In the recent reshuffle the National Conference MP Omar Abdullah was not elevated to a Cabinet rank but the BJP MP from Udhampur, Chaman Lal Gupta was. What kind of a message does this send?
The reshuffle in the Union Cabinet is not really important to us. The PM had to elevate some people from his party, so he did it. It is his prerogative. What is more important for us is the autonomy of Jammu and Kashmir, the economic development of our state, not a Cabinet reshuffle.
Of late there have been media reports quoting intelligence agencies that the madrasas are a security threat, hinting at their involvement in anti-state activities..
No concrete evidence has come out against the madrasas. There are newspaper reports but there is no evidence that madrasas are involved in anti-national or illegal activities. As far as running such institutions is concerned the Constitution of India gives the minorities the right to establish educational institutions. Any move to restrict such institutions would be contravening the fundamental rights.
What about the madrasas in Jammu and Kashmir?
There are hardly any madrasas in Jammu and Kashmir. And those that are there, are purely institutions that impart religious education. We do not have any complaints.
Threats have been issued against women in Kashmir, directing them to be in veils by the Lashkar-e-Jabbar, what will you be doing to ensure their safety?
The fact is that students should attire themselves in what is acceptable to the society. But as far as the threats or coercion to enforce any particular dress code is concerned, it is not legitimate.We will take all the steps necessary to protect the students.
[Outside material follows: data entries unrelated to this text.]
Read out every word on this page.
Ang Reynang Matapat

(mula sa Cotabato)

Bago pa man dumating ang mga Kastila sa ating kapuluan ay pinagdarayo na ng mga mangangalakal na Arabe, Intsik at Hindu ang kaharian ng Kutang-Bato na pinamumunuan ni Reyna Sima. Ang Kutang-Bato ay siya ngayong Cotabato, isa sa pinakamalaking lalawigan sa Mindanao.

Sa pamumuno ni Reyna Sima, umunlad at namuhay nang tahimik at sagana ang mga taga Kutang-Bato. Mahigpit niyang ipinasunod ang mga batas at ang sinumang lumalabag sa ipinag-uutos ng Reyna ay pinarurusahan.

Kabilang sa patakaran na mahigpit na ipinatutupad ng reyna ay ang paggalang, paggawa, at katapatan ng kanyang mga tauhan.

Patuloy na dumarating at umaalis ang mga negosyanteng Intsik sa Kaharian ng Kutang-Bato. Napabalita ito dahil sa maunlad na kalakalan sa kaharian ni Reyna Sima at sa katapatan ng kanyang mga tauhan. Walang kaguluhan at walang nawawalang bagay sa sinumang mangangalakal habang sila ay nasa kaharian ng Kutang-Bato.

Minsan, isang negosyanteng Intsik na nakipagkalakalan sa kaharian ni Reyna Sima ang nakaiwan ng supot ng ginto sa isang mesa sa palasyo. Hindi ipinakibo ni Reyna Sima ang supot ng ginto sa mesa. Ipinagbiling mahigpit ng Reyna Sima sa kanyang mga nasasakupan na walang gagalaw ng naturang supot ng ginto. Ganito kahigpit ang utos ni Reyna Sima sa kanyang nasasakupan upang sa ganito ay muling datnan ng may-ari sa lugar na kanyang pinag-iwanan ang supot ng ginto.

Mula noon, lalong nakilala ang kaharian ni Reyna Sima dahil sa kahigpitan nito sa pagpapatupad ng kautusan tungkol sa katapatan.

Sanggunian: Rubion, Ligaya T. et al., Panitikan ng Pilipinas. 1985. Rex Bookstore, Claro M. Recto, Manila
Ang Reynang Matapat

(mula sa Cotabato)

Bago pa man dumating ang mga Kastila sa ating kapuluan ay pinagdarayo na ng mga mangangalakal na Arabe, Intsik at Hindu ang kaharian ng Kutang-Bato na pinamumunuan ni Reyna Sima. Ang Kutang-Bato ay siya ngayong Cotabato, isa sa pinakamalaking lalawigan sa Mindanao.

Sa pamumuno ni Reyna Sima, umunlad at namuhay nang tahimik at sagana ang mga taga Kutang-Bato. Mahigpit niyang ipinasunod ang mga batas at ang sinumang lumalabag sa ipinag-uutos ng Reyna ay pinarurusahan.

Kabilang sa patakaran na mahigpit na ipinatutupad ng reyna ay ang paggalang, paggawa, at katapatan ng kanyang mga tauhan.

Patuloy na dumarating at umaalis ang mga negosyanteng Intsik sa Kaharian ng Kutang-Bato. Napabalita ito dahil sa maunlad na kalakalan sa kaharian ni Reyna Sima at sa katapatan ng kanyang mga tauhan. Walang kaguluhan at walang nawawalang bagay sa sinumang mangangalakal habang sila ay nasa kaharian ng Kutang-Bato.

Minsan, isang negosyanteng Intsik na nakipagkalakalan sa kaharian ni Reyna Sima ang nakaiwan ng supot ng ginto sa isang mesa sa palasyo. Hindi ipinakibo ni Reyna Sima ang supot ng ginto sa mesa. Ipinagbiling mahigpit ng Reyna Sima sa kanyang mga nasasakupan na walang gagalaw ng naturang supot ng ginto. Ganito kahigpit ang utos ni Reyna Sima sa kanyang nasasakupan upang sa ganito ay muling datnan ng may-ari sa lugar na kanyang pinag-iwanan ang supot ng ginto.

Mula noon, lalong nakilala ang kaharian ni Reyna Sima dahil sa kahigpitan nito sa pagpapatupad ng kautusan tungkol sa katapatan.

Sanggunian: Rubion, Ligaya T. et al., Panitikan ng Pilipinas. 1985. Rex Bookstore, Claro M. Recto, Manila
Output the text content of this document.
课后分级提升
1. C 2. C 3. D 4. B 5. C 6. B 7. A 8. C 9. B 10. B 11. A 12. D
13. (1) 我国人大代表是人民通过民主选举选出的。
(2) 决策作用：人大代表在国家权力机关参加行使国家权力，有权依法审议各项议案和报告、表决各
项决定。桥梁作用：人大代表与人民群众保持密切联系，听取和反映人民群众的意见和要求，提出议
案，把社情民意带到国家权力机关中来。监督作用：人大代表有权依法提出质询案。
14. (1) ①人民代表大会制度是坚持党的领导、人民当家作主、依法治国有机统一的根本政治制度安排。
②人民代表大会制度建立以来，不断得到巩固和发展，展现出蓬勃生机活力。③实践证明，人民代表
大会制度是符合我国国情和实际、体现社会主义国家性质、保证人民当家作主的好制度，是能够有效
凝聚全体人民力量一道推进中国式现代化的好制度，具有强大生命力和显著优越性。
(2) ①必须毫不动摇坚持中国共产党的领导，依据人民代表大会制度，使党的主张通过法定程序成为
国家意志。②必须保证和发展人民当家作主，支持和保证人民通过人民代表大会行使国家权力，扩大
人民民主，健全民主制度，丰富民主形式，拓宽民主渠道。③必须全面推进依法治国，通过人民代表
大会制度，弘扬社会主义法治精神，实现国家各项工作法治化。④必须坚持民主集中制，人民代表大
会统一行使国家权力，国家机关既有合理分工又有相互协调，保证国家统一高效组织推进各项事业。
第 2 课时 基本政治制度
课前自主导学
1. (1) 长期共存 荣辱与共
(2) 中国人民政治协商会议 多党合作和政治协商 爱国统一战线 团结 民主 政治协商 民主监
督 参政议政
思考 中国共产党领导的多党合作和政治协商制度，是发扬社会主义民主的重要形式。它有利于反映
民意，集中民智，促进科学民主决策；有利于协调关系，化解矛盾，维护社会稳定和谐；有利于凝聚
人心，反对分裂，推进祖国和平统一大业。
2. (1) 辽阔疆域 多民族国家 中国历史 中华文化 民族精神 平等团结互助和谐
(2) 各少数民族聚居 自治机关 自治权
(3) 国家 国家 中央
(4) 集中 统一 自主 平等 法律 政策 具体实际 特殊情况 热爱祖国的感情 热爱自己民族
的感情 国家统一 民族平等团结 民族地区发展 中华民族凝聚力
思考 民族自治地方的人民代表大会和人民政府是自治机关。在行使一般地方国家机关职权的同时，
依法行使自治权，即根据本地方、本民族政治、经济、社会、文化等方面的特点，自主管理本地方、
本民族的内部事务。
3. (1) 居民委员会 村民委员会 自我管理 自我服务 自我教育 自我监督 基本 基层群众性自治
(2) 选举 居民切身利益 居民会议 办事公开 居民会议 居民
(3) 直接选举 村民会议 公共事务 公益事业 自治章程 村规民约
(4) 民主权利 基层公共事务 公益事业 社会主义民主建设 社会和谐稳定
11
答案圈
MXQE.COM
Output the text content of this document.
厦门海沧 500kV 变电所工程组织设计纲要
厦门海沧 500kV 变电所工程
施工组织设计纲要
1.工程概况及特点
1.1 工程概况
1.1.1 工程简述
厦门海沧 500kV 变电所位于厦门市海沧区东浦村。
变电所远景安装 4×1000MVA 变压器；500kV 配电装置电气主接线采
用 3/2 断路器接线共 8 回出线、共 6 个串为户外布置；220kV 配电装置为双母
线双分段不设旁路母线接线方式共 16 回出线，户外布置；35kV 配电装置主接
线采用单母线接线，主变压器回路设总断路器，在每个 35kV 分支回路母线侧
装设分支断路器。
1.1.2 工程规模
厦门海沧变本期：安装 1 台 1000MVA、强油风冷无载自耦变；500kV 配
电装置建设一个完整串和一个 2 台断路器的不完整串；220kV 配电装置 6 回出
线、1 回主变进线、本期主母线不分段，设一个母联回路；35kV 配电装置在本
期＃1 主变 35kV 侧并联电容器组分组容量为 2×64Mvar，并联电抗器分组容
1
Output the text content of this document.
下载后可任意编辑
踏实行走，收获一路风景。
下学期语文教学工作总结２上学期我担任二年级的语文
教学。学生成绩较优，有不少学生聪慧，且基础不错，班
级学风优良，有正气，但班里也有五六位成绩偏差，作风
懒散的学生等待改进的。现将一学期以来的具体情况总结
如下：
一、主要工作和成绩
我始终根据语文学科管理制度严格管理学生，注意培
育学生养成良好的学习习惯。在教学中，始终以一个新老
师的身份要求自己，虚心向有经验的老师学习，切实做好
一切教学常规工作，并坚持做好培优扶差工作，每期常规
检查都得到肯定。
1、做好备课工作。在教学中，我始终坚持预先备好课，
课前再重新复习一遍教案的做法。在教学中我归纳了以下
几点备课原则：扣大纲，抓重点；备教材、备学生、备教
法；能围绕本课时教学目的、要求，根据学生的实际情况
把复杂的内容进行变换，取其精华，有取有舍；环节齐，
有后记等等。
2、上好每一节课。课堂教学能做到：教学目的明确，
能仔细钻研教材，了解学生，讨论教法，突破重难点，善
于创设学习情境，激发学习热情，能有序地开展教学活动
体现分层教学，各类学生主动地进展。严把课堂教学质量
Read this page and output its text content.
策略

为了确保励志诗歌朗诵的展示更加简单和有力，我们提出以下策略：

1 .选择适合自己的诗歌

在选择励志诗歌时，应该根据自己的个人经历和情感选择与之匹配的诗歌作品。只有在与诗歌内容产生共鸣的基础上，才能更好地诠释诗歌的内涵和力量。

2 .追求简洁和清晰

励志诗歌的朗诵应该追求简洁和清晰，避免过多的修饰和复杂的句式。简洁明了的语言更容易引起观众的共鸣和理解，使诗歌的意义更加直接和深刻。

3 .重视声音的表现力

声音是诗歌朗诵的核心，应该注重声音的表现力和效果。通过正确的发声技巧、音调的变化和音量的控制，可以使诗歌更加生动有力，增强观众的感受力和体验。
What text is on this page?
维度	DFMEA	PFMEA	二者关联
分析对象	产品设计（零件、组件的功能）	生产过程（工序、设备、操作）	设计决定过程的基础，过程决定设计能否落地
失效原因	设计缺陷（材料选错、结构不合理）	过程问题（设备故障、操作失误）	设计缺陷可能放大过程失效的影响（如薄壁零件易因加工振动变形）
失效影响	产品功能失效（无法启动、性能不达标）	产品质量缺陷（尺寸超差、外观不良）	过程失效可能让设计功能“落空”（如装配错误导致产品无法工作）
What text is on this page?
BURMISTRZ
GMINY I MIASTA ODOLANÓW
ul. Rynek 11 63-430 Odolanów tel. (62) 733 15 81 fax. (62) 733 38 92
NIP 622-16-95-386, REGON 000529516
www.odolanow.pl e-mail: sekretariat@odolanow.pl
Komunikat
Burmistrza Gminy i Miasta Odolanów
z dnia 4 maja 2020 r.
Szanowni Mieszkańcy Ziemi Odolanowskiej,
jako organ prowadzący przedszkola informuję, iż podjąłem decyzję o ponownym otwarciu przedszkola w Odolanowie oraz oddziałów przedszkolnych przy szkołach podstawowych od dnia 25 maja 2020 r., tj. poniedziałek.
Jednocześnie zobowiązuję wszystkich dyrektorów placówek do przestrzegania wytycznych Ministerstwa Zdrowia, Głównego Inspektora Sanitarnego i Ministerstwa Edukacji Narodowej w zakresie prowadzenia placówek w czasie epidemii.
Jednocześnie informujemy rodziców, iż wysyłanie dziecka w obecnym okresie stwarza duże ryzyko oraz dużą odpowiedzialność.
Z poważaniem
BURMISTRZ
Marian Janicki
Till now nobody has followed these diktats and the religious organisations too have opposed it. But keeping in view the circumstances we will take all precautions.
Talking about the education system in Kashmir. What steps are you taking to bring Kashmir at par with the rest of the world in information technology?
I am conscious that we are lagging behind. Circumstances have been such. But this academic year (November) onwards we are introducing computer education in higher secondary schools.
We have a bachelors degrees programme in computer applications in some colleges and are going to cover the remaining ones. Apart from that we have industrial training institutes at district levels, where we are starting certificate courses in computers. Then, with the help of a World Bank sponsored Rs 70 crore project, we are upgrading, diversifying and increasing the intake in our polytechnics.
Are you taking any specific steps to provide educational facilities like boarding schools, scholarships to children who have lost their parents to the ongoing violence in Kashmir?
Our government has constituted a rehabilitation board, which is looking into the issue. Work is being done on it. But yes, there are no special boarding houses or schools for such children.